Lowry was not injured and was arrested on suspicion of vehicular manslaughter, drunk driving and causing an injury while driving drunk, authorities said. Lowry posted $10,000 bail and was released from County Jail in Vista on Friday morning.

Lowry could not be reached for comment in repeated attempts Friday.

"The fact that it was a drunk woman would not have mattered," said Karen Anderlik, the good Samaritan's mother who lives in Kennewick, Wash. "I know my son was doing something good. And yes, it was a loss; he was 19, and a lot of people could have been touched by him, but I guess God knows better."

Anderlik is also survived by his father, Tom, and his 13-year-old brother, Michael.

Anderlik was raised in Kennewick, was active in a church youth group and played basketball in high school, his mother said. He joined the Air Force when he graduated, but was discharged six weeks into boot camp when an old knee injury flared up.

He moved to Oceanside shortly after Easter to help his aunt and uncle start a new business, and worked six days a week as an assistant manager at The Hitting Place in Temecula, an indoor batting cage. He was scheduled to start classes at a community college Monday and was planning to become a police officer, said Judy Lucia, his aunt.

He also was planning to move out on his own at the end of the month.

"Tom thinks he's invincible," his mother said, still speaking of her son as alive several hours after his death. "He's 6-foot-6, and he never thought he would get into any trouble."

"He's just your typical 19-year-old kid, kind of squirrelly sometimes, but he has a real good heart. . . . He was always helping people. I would have a neighbor come up to me and say, 'Yeah, I saw your son pushing someone's car out of an intersection again.' "

But that kind of behavior, said his aunt, drove her "nuts" when he moved to Oceanside.

"He was always stopping to help someone.
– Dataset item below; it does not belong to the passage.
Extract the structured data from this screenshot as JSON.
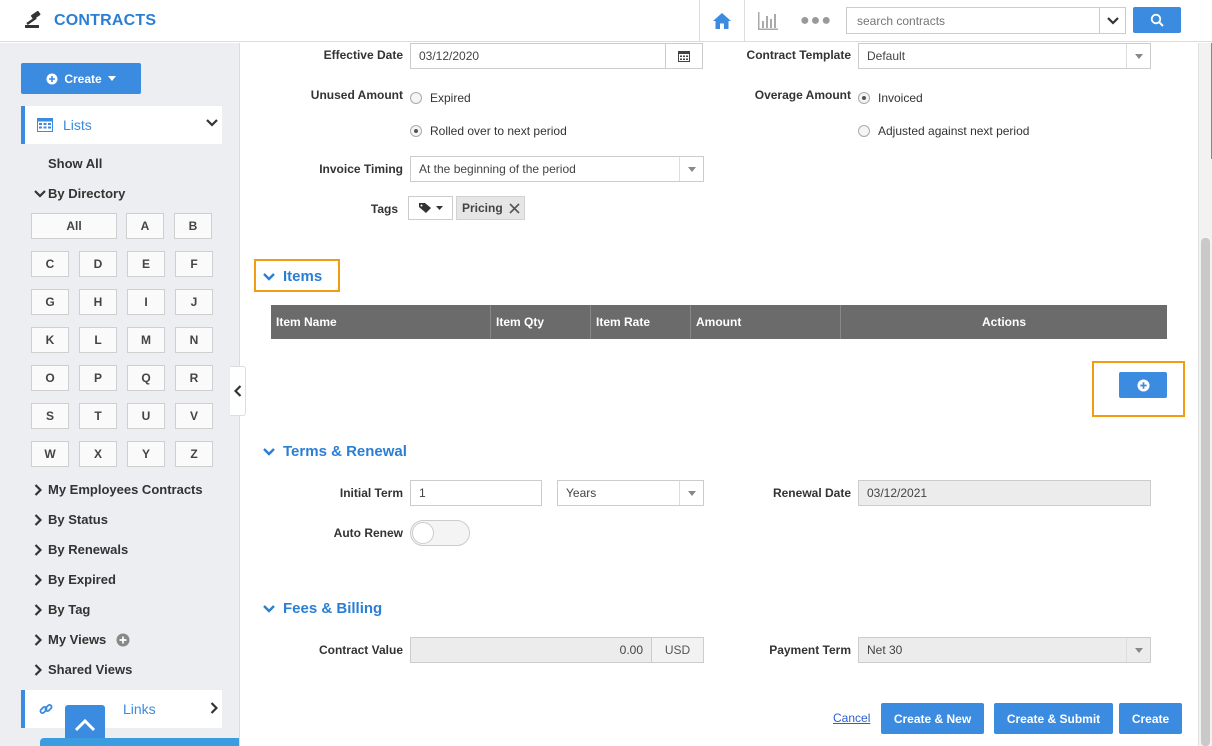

We kept telling him, 'Don't do that. This is California--you just don't do that here,' " said Lucia, who has lived in Oceanside about 10 years.

Last week, he was late coming home because he had helped a Camp Pendleton Marine change a flat tire, and "then Tom followed him all the way back to the base," Lucia said. "It was ridiculous."

When she first heard about his death Friday, Lucia said she felt "a lot of anger. It was like, 'I told you so,' darn it."

She added, "He liked to tinker with cars, and I think he always helped people because I guess he knew what it was like to be stranded. Well, I guess he's probably helping someone push those chariot things around, or whatever, in heaven now."